Мы медленно шли по улице Царя Бориса в сторону моря. Улица была забита деревянными прилавками, с которых продавалось все и вся.

Мы свернули на Сливницу, улицу, которая выводила прямо к Приморскому парку и городскому пляжу. Безобразное бетонное здание отеля «Cerno more» – в свое время роскошного коммунистического курорта – теперь было прикрыто огромными рекламными плакатами. Отель, несомненно, оккупировали те, кому эстетика коммунизма не мешает: ворье переходного периода, уголовники, мафиози, спекулянты и проститутки. Телохранители мафиози были, точно так же как и полицейские, одеты в свою «форму». Они прохаживались вокруг припаркованных перед отелем дорогих автомобилей в черных костюмах, черных футболках, черных очках, с золотыми цепями на шее, мобильниками и наушниками, к которым прямо в уши струились тонкие провода. До самого входа в Приморский парк на нас с фасада упорно смотрела реклама агентства недвижимости «BULGARIAN PROPERTY DREAM».
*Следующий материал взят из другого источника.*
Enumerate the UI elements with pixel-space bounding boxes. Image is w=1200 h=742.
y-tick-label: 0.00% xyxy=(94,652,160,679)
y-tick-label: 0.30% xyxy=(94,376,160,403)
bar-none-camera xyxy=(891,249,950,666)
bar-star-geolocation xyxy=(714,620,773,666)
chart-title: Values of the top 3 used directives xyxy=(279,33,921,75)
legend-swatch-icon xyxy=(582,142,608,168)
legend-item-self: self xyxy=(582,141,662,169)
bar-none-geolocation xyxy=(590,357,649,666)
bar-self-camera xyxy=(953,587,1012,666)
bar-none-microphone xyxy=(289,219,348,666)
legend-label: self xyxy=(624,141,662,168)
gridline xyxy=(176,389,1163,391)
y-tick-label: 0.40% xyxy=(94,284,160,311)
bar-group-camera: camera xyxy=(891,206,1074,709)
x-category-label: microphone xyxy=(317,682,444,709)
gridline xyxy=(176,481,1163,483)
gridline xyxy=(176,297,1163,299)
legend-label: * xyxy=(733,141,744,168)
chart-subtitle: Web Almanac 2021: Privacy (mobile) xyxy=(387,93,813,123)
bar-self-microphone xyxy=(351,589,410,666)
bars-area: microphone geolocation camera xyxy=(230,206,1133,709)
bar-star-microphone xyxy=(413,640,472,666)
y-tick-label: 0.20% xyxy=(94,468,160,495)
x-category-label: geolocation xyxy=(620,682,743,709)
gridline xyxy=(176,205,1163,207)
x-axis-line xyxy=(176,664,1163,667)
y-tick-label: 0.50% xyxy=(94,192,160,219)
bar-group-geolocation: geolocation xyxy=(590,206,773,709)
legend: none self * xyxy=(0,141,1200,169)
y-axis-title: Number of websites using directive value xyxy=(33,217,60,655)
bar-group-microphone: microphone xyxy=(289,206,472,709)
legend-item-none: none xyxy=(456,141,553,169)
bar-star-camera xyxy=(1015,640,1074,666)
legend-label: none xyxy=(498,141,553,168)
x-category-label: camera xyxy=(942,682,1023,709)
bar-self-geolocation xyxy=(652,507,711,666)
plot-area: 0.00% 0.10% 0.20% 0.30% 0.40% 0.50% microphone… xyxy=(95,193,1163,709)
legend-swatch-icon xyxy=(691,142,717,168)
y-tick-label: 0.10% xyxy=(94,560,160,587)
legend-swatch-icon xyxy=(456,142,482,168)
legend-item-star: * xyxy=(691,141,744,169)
По дороге мы присели в каком-то кафетерии.

– Ужас какой. Наверное, нет денег на ремонт, и они завешивают дома рекламой, – сказала я, не отрывая взгляда от фасада, который пестрел баннерами, как порнографический вебсайт.

– Как и Нью-Йорк, этот город – один большой рекламный плакат! – сказала Аба, проследив за моим взглядом.

Я была уверена, что она никогда не была в Нью-Йорке.

– Да, но там все срослось совершенно естественным образом, – сказала я.

– Здесь тоже со временем срастется.

– Когда-то это был красивый город. А сейчас он похож на поселение авантюристов, занимающихся охотой на золото в переходный период. Кругом разруха, запустение. Все выглядит невероятно вульгарно.

– Сам по себе переходный период вульгарен, – сказала она уверенно.

Меня раздражала ее уверенность. Тем более что сама я была в полуразобранном состоянии.

Официантка, принесшая кофе и пирожное для Абы, демонстрировала новую, «have a nice day!»[5], любезность.

– Как эклер, но вкуснее! – сказала Аба по-русски и вонзила вилочку для десерта в продолговатое пирожное, с кремом и в шоколадной глазури. Было очевидно, что это еще одна попытка расположить меня к себе. Она снова процитировала меня. Этой репликой я воспользовалась в одном из своих текстов. Я сделала вид, что не заметила. Я разматывала свою «kasmetche».

– И что? – спросила она.

– «De nihilo nihil jit»[6]. Лукреций. А у тебя, тебе что досталось?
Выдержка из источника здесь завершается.